You’ll also find a feature on the nearly 50-year history of the Baxter Institute, which prepares ministers to reach souls across Central and South America — and, increasingly, the U.S. At the end of the story, you’ll see a few comments from Marlon Grande (nicknamed “Marlon the Great” at the seminar), a Baxter graduate who ministers for a 50-member Spanish service at the Dale City Church of Christ in Virginia.

Victorino and Olga Martinez visit Oklahoma Christian University during the national Hispanic youth conference. (Photo by Erik Tryggestad)
A few days ago I met another Baxter graduate who ministers here in the U.S. Victorino Martinez, minister for the Iglesia de Cristo in Rogers, Ark., accompanied a group of teenagers from the church to Oklahoma City for the annual “Reunion Nacional Juevenil” (“National Youth Conference.”) Martinez graduated from Baxter when the school was in Mexico. Read our earlier blog post about the youth conference.

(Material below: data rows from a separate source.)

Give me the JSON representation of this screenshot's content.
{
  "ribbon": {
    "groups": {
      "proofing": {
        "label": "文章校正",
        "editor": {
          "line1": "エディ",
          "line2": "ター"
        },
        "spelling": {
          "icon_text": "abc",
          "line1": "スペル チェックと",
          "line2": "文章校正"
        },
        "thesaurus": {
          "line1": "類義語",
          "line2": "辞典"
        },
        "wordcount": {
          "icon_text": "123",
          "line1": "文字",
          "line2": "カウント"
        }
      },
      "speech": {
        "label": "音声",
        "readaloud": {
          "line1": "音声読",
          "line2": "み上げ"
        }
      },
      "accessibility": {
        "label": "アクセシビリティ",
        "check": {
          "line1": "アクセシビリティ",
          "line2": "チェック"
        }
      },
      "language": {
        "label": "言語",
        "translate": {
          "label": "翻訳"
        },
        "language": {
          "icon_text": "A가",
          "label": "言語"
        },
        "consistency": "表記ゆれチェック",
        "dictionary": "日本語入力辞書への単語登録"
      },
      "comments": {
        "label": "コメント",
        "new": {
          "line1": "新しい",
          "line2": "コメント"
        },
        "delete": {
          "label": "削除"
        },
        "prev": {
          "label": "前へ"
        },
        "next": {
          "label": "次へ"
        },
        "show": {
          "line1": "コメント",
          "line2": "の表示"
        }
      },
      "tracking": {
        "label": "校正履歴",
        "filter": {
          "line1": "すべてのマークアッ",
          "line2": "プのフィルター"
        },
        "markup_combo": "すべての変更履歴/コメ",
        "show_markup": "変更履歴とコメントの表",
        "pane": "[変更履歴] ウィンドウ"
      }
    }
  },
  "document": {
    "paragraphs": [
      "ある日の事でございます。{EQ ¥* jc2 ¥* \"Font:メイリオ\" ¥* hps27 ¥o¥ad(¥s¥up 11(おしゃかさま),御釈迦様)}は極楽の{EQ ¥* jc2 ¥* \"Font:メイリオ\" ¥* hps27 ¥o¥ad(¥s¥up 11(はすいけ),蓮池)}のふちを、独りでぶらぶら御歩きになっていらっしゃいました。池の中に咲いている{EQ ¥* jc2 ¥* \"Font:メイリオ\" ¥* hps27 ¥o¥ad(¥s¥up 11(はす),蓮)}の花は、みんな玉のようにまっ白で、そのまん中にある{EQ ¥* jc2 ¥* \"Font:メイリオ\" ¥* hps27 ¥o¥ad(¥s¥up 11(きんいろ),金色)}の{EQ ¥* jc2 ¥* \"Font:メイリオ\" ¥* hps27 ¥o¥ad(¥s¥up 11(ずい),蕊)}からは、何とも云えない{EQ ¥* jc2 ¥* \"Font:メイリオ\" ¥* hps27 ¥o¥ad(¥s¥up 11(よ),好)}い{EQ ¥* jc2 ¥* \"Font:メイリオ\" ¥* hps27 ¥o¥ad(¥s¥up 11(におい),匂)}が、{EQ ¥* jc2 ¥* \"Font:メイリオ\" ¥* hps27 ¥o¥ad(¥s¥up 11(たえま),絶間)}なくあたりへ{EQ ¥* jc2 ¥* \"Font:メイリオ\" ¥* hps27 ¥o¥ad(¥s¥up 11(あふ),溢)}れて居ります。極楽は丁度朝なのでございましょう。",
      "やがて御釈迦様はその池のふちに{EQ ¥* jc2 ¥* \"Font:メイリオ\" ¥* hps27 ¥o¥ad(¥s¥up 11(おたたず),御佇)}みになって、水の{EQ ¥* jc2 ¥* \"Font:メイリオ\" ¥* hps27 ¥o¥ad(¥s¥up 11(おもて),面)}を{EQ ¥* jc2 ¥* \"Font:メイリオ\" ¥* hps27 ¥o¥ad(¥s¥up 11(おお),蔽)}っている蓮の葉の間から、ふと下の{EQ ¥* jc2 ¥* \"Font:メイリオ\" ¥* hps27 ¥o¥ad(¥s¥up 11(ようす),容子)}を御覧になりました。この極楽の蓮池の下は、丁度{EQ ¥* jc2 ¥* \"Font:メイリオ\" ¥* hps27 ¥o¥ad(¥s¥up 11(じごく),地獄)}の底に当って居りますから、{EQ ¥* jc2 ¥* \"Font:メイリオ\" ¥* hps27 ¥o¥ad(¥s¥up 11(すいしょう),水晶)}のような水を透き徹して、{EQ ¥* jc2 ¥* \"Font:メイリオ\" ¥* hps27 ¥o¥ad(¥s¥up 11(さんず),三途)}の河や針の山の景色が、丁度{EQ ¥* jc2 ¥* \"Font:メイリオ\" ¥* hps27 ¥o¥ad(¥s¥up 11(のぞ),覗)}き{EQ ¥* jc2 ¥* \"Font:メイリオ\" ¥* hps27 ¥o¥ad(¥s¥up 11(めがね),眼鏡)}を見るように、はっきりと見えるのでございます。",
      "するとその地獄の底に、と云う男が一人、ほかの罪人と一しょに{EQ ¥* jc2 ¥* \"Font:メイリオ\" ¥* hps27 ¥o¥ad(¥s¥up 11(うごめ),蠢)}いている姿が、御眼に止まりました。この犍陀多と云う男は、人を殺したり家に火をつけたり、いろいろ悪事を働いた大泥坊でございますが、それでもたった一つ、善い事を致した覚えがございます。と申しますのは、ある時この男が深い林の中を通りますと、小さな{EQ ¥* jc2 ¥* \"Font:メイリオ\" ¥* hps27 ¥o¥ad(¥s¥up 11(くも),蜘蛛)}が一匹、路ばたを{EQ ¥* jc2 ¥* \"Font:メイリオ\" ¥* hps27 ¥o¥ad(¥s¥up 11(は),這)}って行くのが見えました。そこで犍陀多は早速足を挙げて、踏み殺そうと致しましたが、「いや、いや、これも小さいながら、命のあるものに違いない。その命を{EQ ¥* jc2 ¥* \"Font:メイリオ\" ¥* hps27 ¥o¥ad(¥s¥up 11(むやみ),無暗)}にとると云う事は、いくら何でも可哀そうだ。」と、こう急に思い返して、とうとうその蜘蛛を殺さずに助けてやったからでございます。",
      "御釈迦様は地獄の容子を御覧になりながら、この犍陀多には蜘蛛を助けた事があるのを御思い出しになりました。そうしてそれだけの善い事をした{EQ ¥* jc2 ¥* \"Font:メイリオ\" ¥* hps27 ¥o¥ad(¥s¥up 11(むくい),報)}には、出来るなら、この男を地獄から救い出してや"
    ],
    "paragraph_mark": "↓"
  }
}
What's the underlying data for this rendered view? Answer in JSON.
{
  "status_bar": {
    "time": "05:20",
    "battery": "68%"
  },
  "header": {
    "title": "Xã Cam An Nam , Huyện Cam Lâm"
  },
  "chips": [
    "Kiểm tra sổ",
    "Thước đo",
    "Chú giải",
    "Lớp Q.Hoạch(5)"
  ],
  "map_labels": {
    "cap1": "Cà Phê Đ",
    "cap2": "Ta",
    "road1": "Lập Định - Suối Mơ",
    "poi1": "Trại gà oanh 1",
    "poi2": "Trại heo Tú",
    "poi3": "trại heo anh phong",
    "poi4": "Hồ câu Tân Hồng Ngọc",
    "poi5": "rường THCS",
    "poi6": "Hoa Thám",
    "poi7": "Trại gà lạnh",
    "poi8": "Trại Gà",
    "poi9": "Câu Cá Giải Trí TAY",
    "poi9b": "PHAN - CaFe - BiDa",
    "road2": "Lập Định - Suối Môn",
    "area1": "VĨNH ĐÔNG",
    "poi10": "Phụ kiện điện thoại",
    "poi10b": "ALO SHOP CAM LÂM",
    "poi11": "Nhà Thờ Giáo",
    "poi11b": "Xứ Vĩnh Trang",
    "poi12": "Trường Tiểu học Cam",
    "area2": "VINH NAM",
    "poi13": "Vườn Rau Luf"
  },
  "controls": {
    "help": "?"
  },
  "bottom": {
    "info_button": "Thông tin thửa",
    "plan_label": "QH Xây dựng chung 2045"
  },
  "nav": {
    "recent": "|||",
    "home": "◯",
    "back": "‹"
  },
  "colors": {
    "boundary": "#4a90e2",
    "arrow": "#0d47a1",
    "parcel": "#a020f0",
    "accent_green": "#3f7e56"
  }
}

Our latest print issue features the final of four map pages highlighting Churches of Christ in the Global South. This month’s map is Latin America, and I have posted the text from the page here. The intro features a Church of Christ in rural Guatemala I visited with Health Talents International.
There’s also a brief feature on a village church in a Kuna Indian community of rural Panama. I visited the village with Alabama-based Panama Missions. It was an amazing experience.
Finally, we circle globe from Latin America to Pakistan, discussing missions in this predominantly Muslim country. Hadayat Din, a Christian convert and longtime minister in Pakistan, discusses the challenges facing Churches of Christ in the country that once was home to Osama bin Laden.